Today's market action wouldn't necessarily be describers as "volatile," but it has had its ups and downs. At 12:30 PM EST, the Philadelphia Federal Reserve's "Philly Fed report" was releases and showed the monthly index fell to 9.1 in May from 12.3 in April, indicating moderation in the improvement. Economists were expecting the index to rise to 14.3 in May. The Philly Fed index has been above the zero level for five months.
The diffusion index of current activity remained positive in May, although it decreased slightly from 12.3 in April to 9.1. The percentage of firms reporting increases in business activity (29%) exceeded the percentage reporting decreases (19%) for the fifth consecutive month.
Most of the broad indicators remained positive. If you'd like to view the report, please visit http://www.phil.frb.org/files/bos/bos0502.html
Utilities under some pressure
Utilities are under some pressure today as the Utility Index (UTY.X) 326.48 -2.15% sees declines. I think the major negativity here is continued concern regarding some fallout from Enron.
Earlier this morning in the market monitor on OptionInvestor.com we noted a Wall Street Journal article concerning an S&P compiled list of highly rated company's that S&P had flagged as having some potential "cash crunch" issues if certain clauses in their financial agreements are breached. Examples given were debt downgrades or weakness in share price that may have some companies being forced to pay back millions of dollars in debt, or taking other measures to pay back or leverage with assets prior debt obligations.

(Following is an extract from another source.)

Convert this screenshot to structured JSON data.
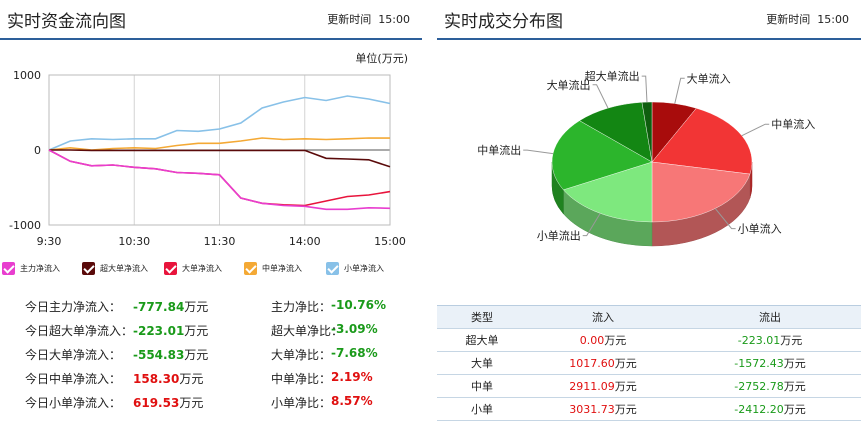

Stocks mentioned as potential "cash crunch" candidates were stock symbols ILA, BKH, DYN, GP, HAL, MIR, PGO, PCG, RTN, RRI, SEN, TYC, WMB and V.
On May 25th in the 01:00 intraday update on both premierinvestor.net and OptionInvestor.com in "Houston, we may have a problem", when we alerted traders to weakness in shares of Dynegy (NYSE:DYN) at the $21.00 level. With Dynegy (DYN) now trading $7.77 it appears that there may indeed be some further fallout or concern in some of the commodity traders of natural gas and electricity.
I'm still doing some point and figure work on the charts discussed in the S&P report and looking for stocks where it would appear the MARKET is also concerned. In essence, giving major sell signals and charts where vertical counts are extremely bearish.
Not every stock in the S&P report is reflecting bearishness, but it does create a potential scenario of further negativity for those stocks with overly bearish technicals from their point and figure bearish counts.
One stock I'm doing some work on is Aquila (NYSE:ILA) $14.75, where a break of $14 would be a new 52-week low. The stock did exceed a prior bearish count of $22, but an alarming triple- bottom sell signal at $21 created a very long and bearish column of O's to $14.50, which hints that the MARKET is very defensive toward the stock.
At the point, I don't know what some of the "triggers" are on the different stocks. Is it price of the shares? Is it debt levels? Is it potential S&P ratings on debt? Without this information, then trader should trade as they normally would. Disciplined!